ORBIT: Scalable and Verifiable Data Generation for Search Agents on a Tight Budget
This addresses the problem of expensive data annotation for search agents, though it is incremental as it builds on existing synthetic data generation methods.
The authors tackled the challenge of constructing training datasets for search agents on complex queries by introducing ORBIT, a frugally generated dataset of 20K reasoning-intensive queries with verifiable answers, which when used to train a Qwen3-4B model achieved strong performance among sub-4B LLMs in search agent tasks.

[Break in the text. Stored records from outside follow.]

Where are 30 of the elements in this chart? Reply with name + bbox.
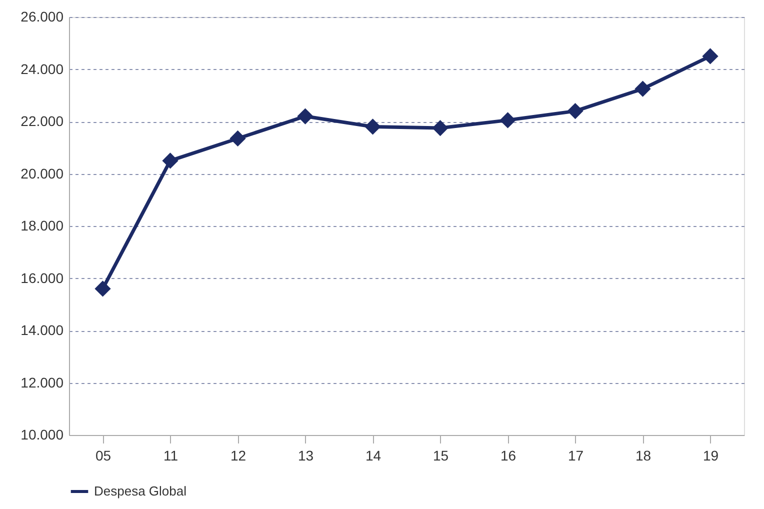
x-tick-label: 16 (500, 448, 516, 464)
point (162, 152, 178, 169)
y-tick-label: 22.000 (20, 113, 64, 129)
x-tick-label: 13 (298, 448, 314, 464)
point (297, 108, 314, 124)
point (567, 102, 584, 120)
point (94, 280, 111, 297)
point (634, 80, 651, 97)
x-tick-label: 17 (568, 448, 584, 464)
y-tick-label: 24.000 (20, 60, 64, 77)
point (500, 112, 516, 128)
y-tick-label: 16.000 (20, 270, 64, 286)
y-tick-label: 26.000 (20, 8, 64, 24)
point (432, 120, 448, 136)
x-tick-label: 15 (432, 448, 449, 464)
x-tick-label: 05 (95, 448, 112, 464)
y-tick-label: 18.000 (20, 218, 64, 234)
legend-label: Despesa Global (94, 484, 187, 498)
y-tick-label: 20.000 (20, 165, 64, 182)
x-tick-label: 14 (365, 448, 382, 464)
x-tick-label: 18 (635, 448, 652, 464)
y-tick-label: 12.000 (20, 374, 64, 390)
y-tick-label: 10.000 (20, 426, 64, 442)
x-tick-label: 12 (230, 448, 246, 464)
y-tick-label: 14.000 (20, 322, 64, 338)
point (230, 130, 246, 147)
point (702, 48, 718, 64)
x-tick-label: 11 (163, 448, 178, 464)
point (364, 118, 381, 135)
x-tick-label: 19 (702, 448, 719, 464)
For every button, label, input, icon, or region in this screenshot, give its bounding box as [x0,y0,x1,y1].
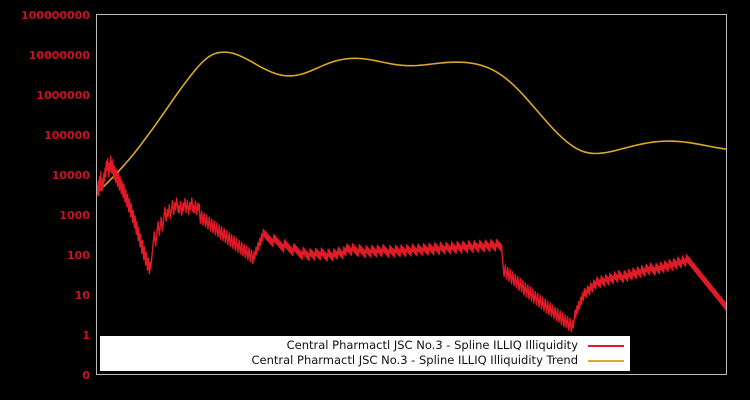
y-axis: 100000000 10000000 1000000 100000 10000 1000 1… [0,0,90,400]
y-axis-tick-label: 1000 [59,209,90,222]
legend-entry[interactable]: Central Pharmactl JSC No.3 - Spline ILLI… [104,353,626,368]
y-axis-tick-label: 1000000 [36,89,90,102]
legend-entry-label: Central Pharmactl JSC No.3 - Spline ILLI… [251,353,578,367]
legend-entry-label: Central Pharmactl JSC No.3 - Spline ILLI… [286,338,578,352]
series-line-trend [97,51,726,194]
series-canvas [97,51,726,333]
y-axis-tick-label: 100000000 [21,9,90,22]
y-axis-tick-label: 1 [82,329,90,342]
y-axis-tick-label: 10000000 [28,49,90,62]
legend-entry[interactable]: Central Pharmactl JSC No.3 - Spline ILLI… [104,338,626,353]
y-axis-tick-label: 10000 [51,169,90,182]
y-axis-tick-label: 10 [74,289,90,302]
legend: Central Pharmactl JSC No.3 - Spline ILLI… [100,336,630,371]
plot-area [96,14,727,375]
series-line-illiquidity [97,155,726,333]
legend-color-swatch [588,344,624,347]
y-axis-tick-label: 100000 [44,129,90,142]
y-axis-tick-label: 100 [67,249,90,262]
legend-color-swatch [588,359,624,362]
y-axis-tick-label: 0 [82,369,90,382]
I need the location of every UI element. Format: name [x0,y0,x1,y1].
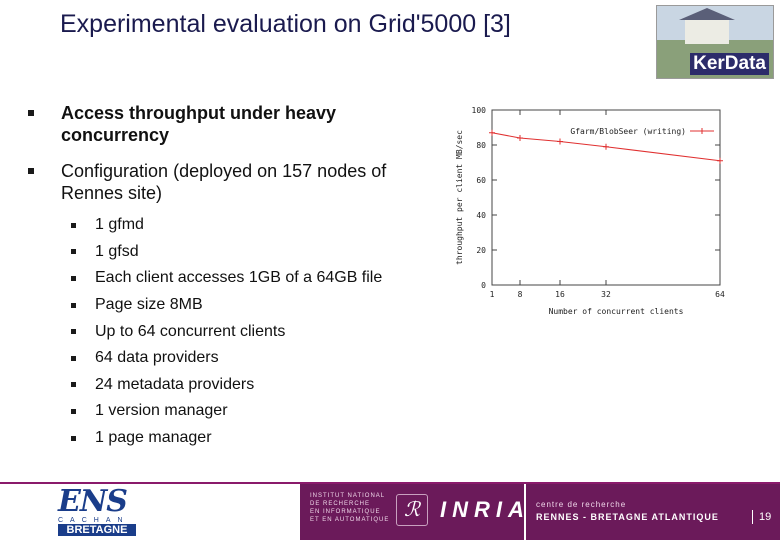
series-point [557,138,563,145]
institute-line: DE RECHERCHE [310,501,371,507]
institute-line: INSTITUT NATIONAL [310,493,386,499]
y-tick-label: 80 [476,141,486,150]
sub-bullet-text: 1 gfmd [95,216,144,234]
sub-bullet-text: 1 gfsd [95,242,139,260]
bullet-square-icon [71,302,76,308]
sub-bullet: Page size 8MB [71,292,438,319]
sub-bullet: 24 metadata providers [71,372,438,399]
sub-bullet-text: 24 metadata providers [95,375,255,393]
logo-roof [679,8,735,20]
sub-bullet-text: Page size 8MB [95,296,203,314]
institute-line: EN INFORMATIQUE [310,509,381,515]
x-tick-label: 16 [555,290,565,299]
legend-marker [699,128,705,134]
bullet-text: Access throughput under heavy concurrenc… [61,103,337,145]
bullet-square-icon [71,382,76,388]
bullet-square-icon [71,408,76,414]
inria-logo: ℛ INRIA [396,494,530,526]
sub-bullet: 1 gfmd [71,212,438,239]
sub-bullet-text: Each client accesses 1GB of a 64GB file [95,269,383,287]
y-tick-label: 60 [476,176,486,185]
sub-bullet-list: 1 gfmd 1 gfsd Each client accesses 1GB o… [71,212,438,451]
inria-emblem-icon: ℛ [396,494,428,526]
footer-rule [0,482,780,484]
inria-institute-text: INSTITUT NATIONAL DE RECHERCHE EN INFORM… [310,492,390,524]
sub-bullet-text: Up to 64 concurrent clients [95,322,286,340]
sub-bullet: Up to 64 concurrent clients [71,318,438,345]
sub-bullet: 1 version manager [71,398,438,425]
series-point [489,129,495,136]
page-number: 19 [752,510,771,524]
ens-logo: ENS CACHAN BRETAGNE [58,484,140,536]
y-tick-label: 100 [472,106,487,115]
throughput-line-chart: 0 20 40 60 80 100 1 8 16 32 64 Number of concurrent… [455,106,725,316]
bullet-square-icon [71,275,76,281]
centre-label: centre de recherche [536,500,627,509]
bullet-square-icon [71,249,76,255]
sub-bullet: Each client accesses 1GB of a 64GB file [71,265,438,292]
ens-wordmark: ENS [58,484,128,519]
x-tick-label: 1 [490,290,495,299]
plot-frame [491,109,721,286]
kerdata-wordmark: KerData [690,53,769,75]
slide-title: Experimental evaluation on Grid'5000 [3] [60,10,511,38]
bullet-configuration: Configuration (deployed on 157 nodes of … [28,160,438,204]
series-point [717,157,723,164]
ens-subtitle: CACHAN [58,517,130,524]
centre-name: RENNES - BRETAGNE ATLANTIQUE [536,512,719,522]
bullet-throughput: Access throughput under heavy concurrenc… [28,102,438,146]
y-axis-label: throughput per client MB/sec [455,130,464,265]
institute-line: ET EN AUTOMATIQUE [310,517,390,523]
footer-divider [524,484,526,540]
ens-region: BRETAGNE [58,524,136,536]
x-tick-label: 32 [601,290,611,299]
sub-bullet: 64 data providers [71,345,438,372]
footer-purple-panel [300,484,780,540]
logo-house [685,18,729,44]
y-tick-label: 20 [476,246,486,255]
sub-bullet-text: 64 data providers [95,349,219,367]
y-tick-label: 40 [476,211,486,220]
bullet-square-icon [71,222,76,228]
footer-band: ENS CACHAN BRETAGNE INSTITUT NATIONAL DE… [0,482,780,540]
x-tick-label: 8 [518,290,523,299]
sub-bullet: 1 gfsd [71,239,438,266]
x-axis-label: Number of concurrent clients [549,307,684,316]
kerdata-logo: KerData [656,5,774,79]
bullet-square-icon [28,110,34,116]
bullet-text: Configuration (deployed on 157 nodes of … [61,161,387,203]
series-point [603,143,609,150]
y-tick-label: 0 [481,281,486,290]
bullet-square-icon [71,435,76,441]
sub-bullet-text: 1 page manager [95,429,212,447]
sub-bullet: 1 page manager [71,425,438,452]
bullet-list: Access throughput under heavy concurrenc… [28,102,438,451]
x-tick-label: 64 [715,290,725,299]
bullet-square-icon [71,329,76,335]
series-point [517,135,523,141]
sub-bullet-text: 1 version manager [95,402,228,420]
inria-wordmark: INRIA [440,497,530,522]
bullet-square-icon [71,355,76,361]
legend-label: Gfarm/BlobSeer (writing) [570,127,686,136]
bullet-square-icon [28,168,34,174]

Search agents, which integrate language models (LMs) with web search, are becoming crucial for answering complex user queries. Constructing training datasets for deep research tasks, involving multi-step retrieval and reasoning, remains challenging due to expensive human annotation, or cumbersome prerequisites. In this work, we introduce ORBIT, a training dataset with 20K reasoning-intensive queries with short verifiable answers, generated using a frugal framework without relying on paid API services. The modular framework relies on four stages: seed creation, question--answer pair generation, and two stages of verification: self and external. ORBIT spans 15 domains and each training pair requires 4--5 reasoning steps, with external search verification required from the complete web. We train Qwen3-4B as the base model on ORBIT using GRPO and evaluate it on Wikipedia question answering tasks. Extensive experiment results demonstrate that ORBIT-4B achieves strong performance among sub-4B LLMs as search agents, proving the utility of synthetic datasets. Our framework, code and datasets are open-sourced and available publicly.